The VDO tool doesn’t just drive individual decision making about treatments and medications. By looking at information in aggregate, we can ask larger questions about overall health care delivery—and find new ways to redesign care pathways. “The tool allows us to do the good, hard work of redesigning care,” says Pendleton.


“Just making this data available, without a single directive, has the power to really change things,” says Kawamoto. But his vision for VDO is much more ambitious. He wants to take the standardized care pathways that we create from the data and design clinical-decision support tools that hardwire best practices into the electronic health records. Protocol-based computer reminders can then help guide practitioners to make evidence-based decisions right at the point of care. His ultimate goal? Make the tools as easy to implement as an automated Windows update.

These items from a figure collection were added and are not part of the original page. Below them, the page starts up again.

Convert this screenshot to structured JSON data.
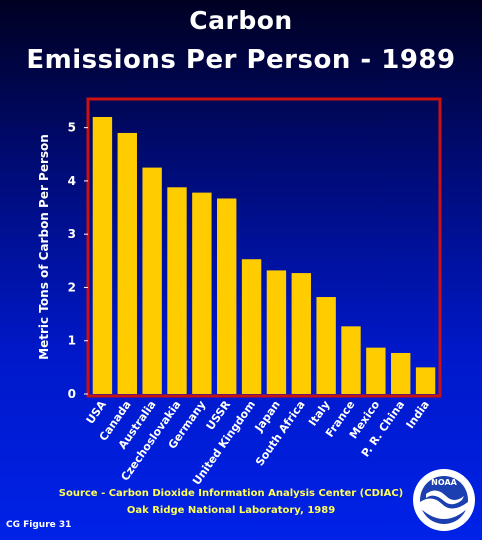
{
  "header": {
    "title_line1": "Carbon",
    "title_line2": "Emissions Per Person - 1989"
  },
  "footer": {
    "source_line1": "Source - Carbon Dioxide Information Analysis Center (CDIAC)",
    "source_line2": "Oak Ridge National Laboratory, 1989",
    "figure_label": "CG Figure 31",
    "logo_text": "NOAA"
  },
  "chart_data": {
    "type": "bar",
    "title": "Carbon Emissions Per Person - 1989",
    "ylabel": "Metric Tons of Carbon Per Person",
    "xlabel": "",
    "ylim": [
      0,
      5.5
    ],
    "yticks": [
      0,
      1,
      2,
      3,
      4,
      5
    ],
    "categories": [
      "USA",
      "Canada",
      "Australia",
      "Czechoslovakia",
      "Germany",
      "USSR",
      "United Kingdom",
      "Japan",
      "South Africa",
      "Italy",
      "France",
      "Mexico",
      "P. R. China",
      "India"
    ],
    "values": [
      5.2,
      4.9,
      4.25,
      3.88,
      3.78,
      3.67,
      2.53,
      2.32,
      2.27,
      1.82,
      1.27,
      0.87,
      0.77,
      0.5
    ],
    "colors": {
      "bar": "#ffcc00",
      "frame": "#cc1111",
      "background": "#0018c8",
      "axis_text": "#ffffff"
    },
    "grid": false,
    "legend": "none"
  }
}
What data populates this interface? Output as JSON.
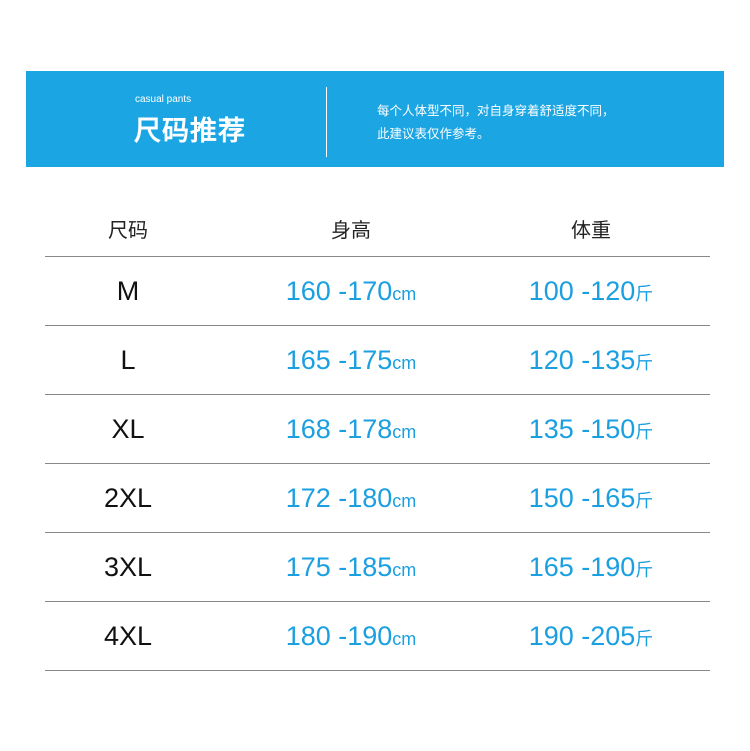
{
  "banner": {
    "subtitle": "casual pants",
    "title": "尺码推荐",
    "note_line1": "每个人体型不同，对自身穿着舒适度不同，",
    "note_line2": "此建议表仅作参考。"
  },
  "table": {
    "headers": [
      "尺码",
      "身高",
      "体重"
    ],
    "height_unit": "cm",
    "weight_unit": "斤",
    "rows": [
      {
        "size": "M",
        "height": "160 -170",
        "weight": "100 -120"
      },
      {
        "size": "L",
        "height": "165 -175",
        "weight": "120 -135"
      },
      {
        "size": "XL",
        "height": "168 -178",
        "weight": "135 -150"
      },
      {
        "size": "2XL",
        "height": "172 -180",
        "weight": "150 -165"
      },
      {
        "size": "3XL",
        "height": "175 -185",
        "weight": "165 -190"
      },
      {
        "size": "4XL",
        "height": "180 -190",
        "weight": "190 -205"
      }
    ]
  },
  "colors": {
    "accent": "#1ba6e3",
    "value_text": "#1a9fe0"
  }
}
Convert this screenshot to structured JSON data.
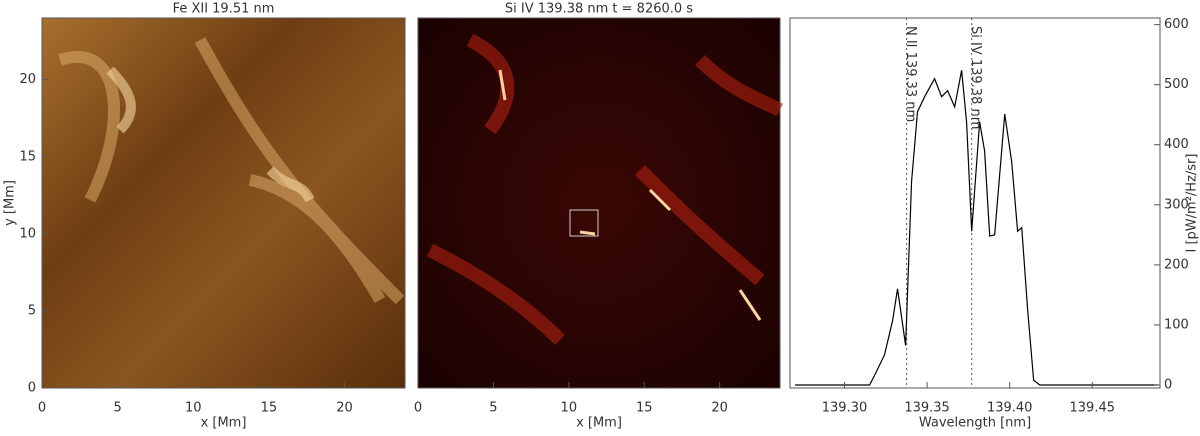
{
  "chart_data": [
    {
      "type": "image",
      "title": "Fe XII  19.51 nm",
      "xlabel": "x [Mm]",
      "ylabel": "y [Mm]",
      "xlim": [
        0,
        24
      ],
      "ylim": [
        0,
        24
      ],
      "xticks": [
        0,
        5,
        10,
        15,
        20
      ],
      "yticks": [
        0,
        5,
        10,
        15,
        20
      ],
      "colormap": "brown"
    },
    {
      "type": "image",
      "title": "Si IV 139.38 nm t =  8260.0 s",
      "xlabel": "x [Mm]",
      "xlim": [
        0,
        24
      ],
      "ylim": [
        0,
        24
      ],
      "xticks": [
        0,
        5,
        10,
        15,
        20
      ],
      "colormap": "red"
    },
    {
      "type": "line",
      "xlabel": "Wavelength [nm]",
      "ylabel": "I [pW/m²/Hz/sr]",
      "xlim": [
        139.267,
        139.491
      ],
      "ylim": [
        -5,
        611
      ],
      "xticks": [
        {
          "value": 139.3,
          "label": "139.30"
        },
        {
          "value": 139.35,
          "label": "139.35"
        },
        {
          "value": 139.4,
          "label": "139.40"
        },
        {
          "value": 139.45,
          "label": "139.45"
        }
      ],
      "yticks": [
        0,
        100,
        200,
        300,
        400,
        500,
        600
      ],
      "vlines": [
        {
          "x": 139.3376,
          "label": "N II 139.33 nm"
        },
        {
          "x": 139.377,
          "label": "Si IV 139.38 nm"
        }
      ],
      "series": [
        {
          "color": "#000000",
          "x": [
            139.27,
            139.3152,
            139.3182,
            139.3242,
            139.3291,
            139.3321,
            139.337,
            139.3406,
            139.3442,
            139.3485,
            139.3545,
            139.3588,
            139.3624,
            139.3667,
            139.3709,
            139.3739,
            139.377,
            139.3818,
            139.3848,
            139.3879,
            139.3909,
            139.397,
            139.4012,
            139.4048,
            139.4073,
            139.4109,
            139.4145,
            139.4182,
            139.49
          ],
          "values": [
            0,
            0,
            16,
            50,
            107,
            160,
            66,
            339,
            455,
            480,
            510,
            480,
            490,
            463,
            524,
            438,
            256,
            438,
            390,
            248,
            250,
            451,
            372,
            256,
            262,
            124,
            8,
            0,
            0
          ]
        }
      ]
    }
  ]
}
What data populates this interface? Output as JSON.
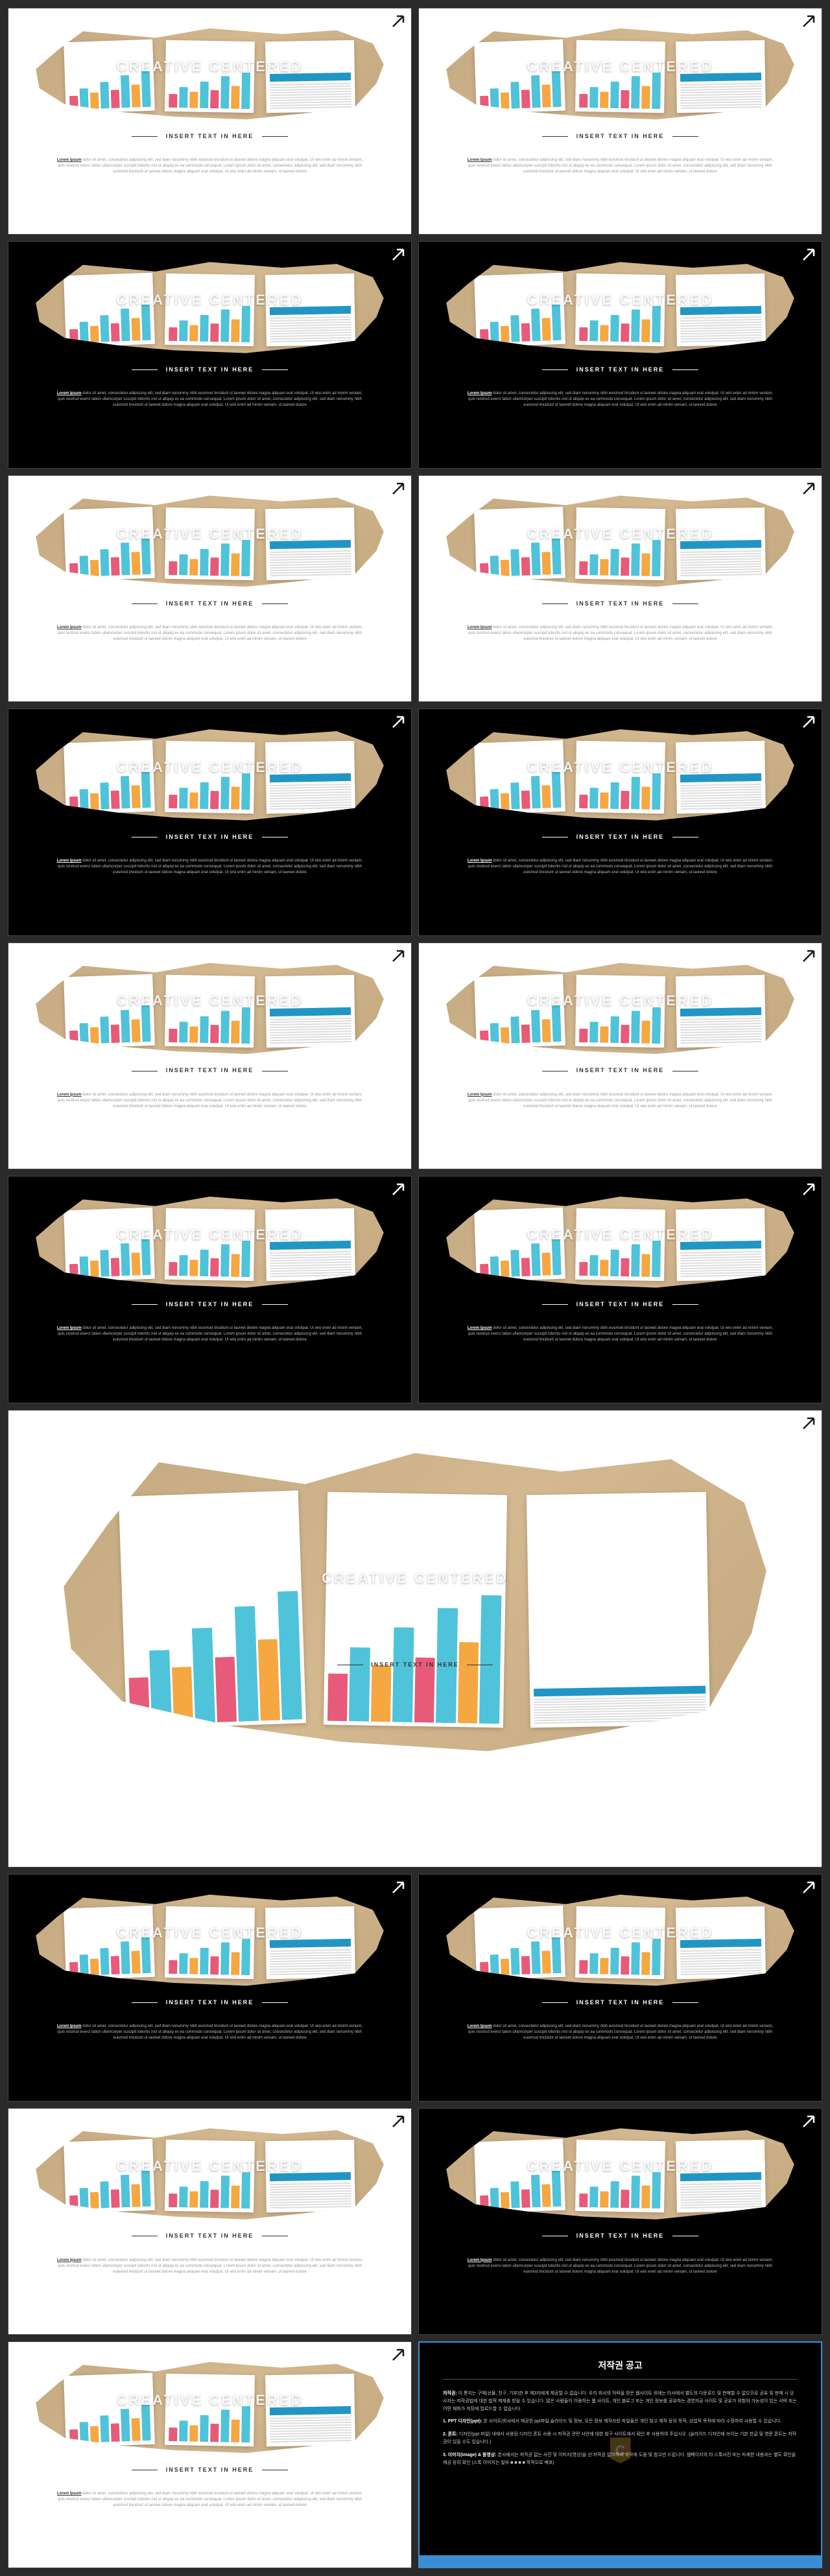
{
  "slide_title": "CREATIVE CENTERED",
  "slide_subtitle": "INSERT TEXT IN HERE",
  "body_lead": "Lorem Ipsum",
  "body_text": "dolor sit amet, consectetur adipiscing elit, sed diam nonummy nibh euismod tincidunt ut laoreet dolore magna aliquam erat volutpat. Ut wisi enim ad minim veniam, quis nostrud exerci tation ullamcorper suscipit lobortis nisl ut aliquip ex ea commodo consequat. Lorem ipsum dolor sit amet, consectetur adipiscing elit, sed diam nonummy nibh euismod tincidunt ut laoreet dolore magna aliquam erat volutpat. Ut wisi enim ad minim veniam, ut laoreet dolore",
  "rows": [
    {
      "type": "pair",
      "left": "light",
      "right": "light"
    },
    {
      "type": "pair",
      "left": "dark",
      "right": "dark"
    },
    {
      "type": "pair",
      "left": "light",
      "right": "light"
    },
    {
      "type": "pair",
      "left": "dark",
      "right": "dark"
    },
    {
      "type": "pair",
      "left": "light",
      "right": "light"
    },
    {
      "type": "pair",
      "left": "dark",
      "right": "dark"
    },
    {
      "type": "full",
      "variant": "light"
    },
    {
      "type": "pair",
      "left": "dark",
      "right": "dark"
    },
    {
      "type": "pair",
      "left": "light",
      "right": "dark"
    },
    {
      "type": "final",
      "left": "light"
    }
  ],
  "chart_bars": [
    {
      "h": 35,
      "c": "#e85a7a"
    },
    {
      "h": 55,
      "c": "#4fc3d9"
    },
    {
      "h": 42,
      "c": "#f5a742"
    },
    {
      "h": 70,
      "c": "#4fc3d9"
    },
    {
      "h": 48,
      "c": "#e85a7a"
    },
    {
      "h": 85,
      "c": "#4fc3d9"
    },
    {
      "h": 60,
      "c": "#f5a742"
    },
    {
      "h": 95,
      "c": "#4fc3d9"
    }
  ],
  "copyright": {
    "title": "저작권 공고",
    "badge": "C",
    "para1_lead": "저작권:",
    "para1": " 이 통지는 구매(선물, 친구, 기부)한 후 제3자에게 제공할 수 없습니다. 우리 회사의 허락을 받은 웹사이트 외에는 타사에서 별도의 다운로드 및 판매할 수 없으므로 공유 및 판매 시 당사자는 저작권법에 대한 법적 제재를 받을 수 있습니다. 많은 사람들이 이용하는 웹 사이트, 개인 블로그 또는 개인 정보를 공유하는 경영자금 사이트 및 공유가 위험의 가능성이 있는 서버 또는 어떤 재화가 저장에 업로드할 수 없습니다.",
    "para2_lead": "1. PPT 디자인(ppt):",
    "para2": " 본 사이트/회사에서 제공한 ppt파일 슬라이드 및 정보, 모든 정보 제작자한 파일들은 개인 참고 제작 등의 목적, 상업적 목적에 따라 수정하여 사용할 수 있습니다.",
    "para3_lead": "2. 폰트:",
    "para3": " 디자인(ppt 파일) 내에서 사용된 디자인 폰트 사용 시 저작권 관련 사안에 대한 참구 사이트에서 확인 후 사용하여 주십시오. (슬라이드 디자인에 쓰이는 기본 한글 및 영문 폰트는 저작권이 있을 수도 있습니다.)",
    "para4_lead": "3. 이미지(image) & 동영상:",
    "para4": " 본사에서는 저작권 없는 사진 및 이미지(영상)을 선 저작권 없이하여 제작에 도움 및 참고만 드립니다. 웹페이지의 타 스톡사진 또는 자세한 내용과는 별도 확인을 제공 등의 확인 (스톡 이미지는 일부 ■ ■ ■ ■ 목적으로 배포)"
  },
  "colors": {
    "page_bg": "#2a2a2a",
    "light_bg": "#ffffff",
    "dark_bg": "#000000",
    "wood": "#c4a980",
    "accent_blue": "#3a8fd4",
    "badge_gold": "#c49a3a",
    "logo_dark": "#1a1a1a",
    "logo_light": "#ffffff"
  }
}
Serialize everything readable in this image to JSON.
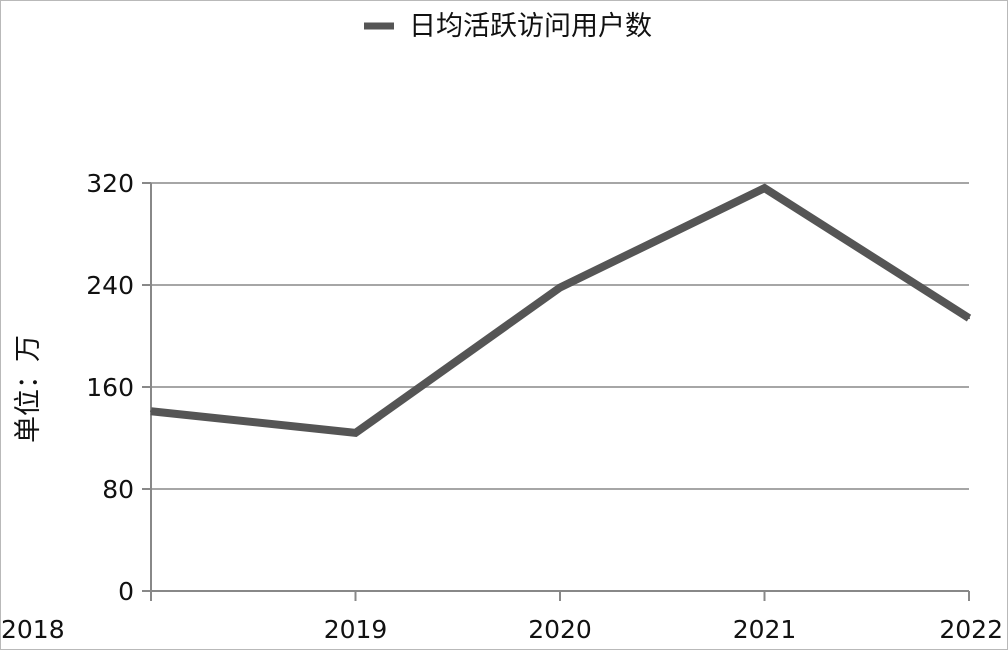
{
  "chart_data": {
    "type": "line",
    "x": [
      "2018",
      "2019",
      "2020",
      "2021",
      "2022"
    ],
    "series": [
      {
        "name": "日均活跃访问用户数",
        "values": [
          141,
          124,
          238,
          316,
          214
        ]
      }
    ],
    "ylabel": "单位：万",
    "ylim": [
      0,
      320
    ],
    "yticks": [
      0,
      80,
      160,
      240,
      320
    ],
    "grid": true,
    "legend": "top-center",
    "colors": {
      "line": "#555555",
      "grid": "#a6a6a6",
      "axis": "#888888"
    }
  }
}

“We’ve known for a long time that this is the right thing to do,” says Kawamoto, citing a 1976 article by C.J. McDonald on the use of computer-based care suggestions to reduce errors. “But we’ve failed as a field to take information published more than 30 years ago and make it happen. Our new financing model gives us an opportunity to do it now.”


As the entire nation tries to figure out how to control health care costs, will every health care institution have to scramble to build its own proprietary costing tool? Kawamoto would like to share the VDO technology with institutions nationwide to show them how we’ve managed to measure costs and outcomes throughout our patients’ entire cycle of care. He even entertains the idea of making the tool open-source and creating an open consortium for enabling collaborative, cross-institutional refinement and deployment of the tool. “If we can empower other institutions to reduce costs, avoid unneeded care and deliver safer, better experiences to patients,” says Kawamoto, “just think what we’d all be getting in return.”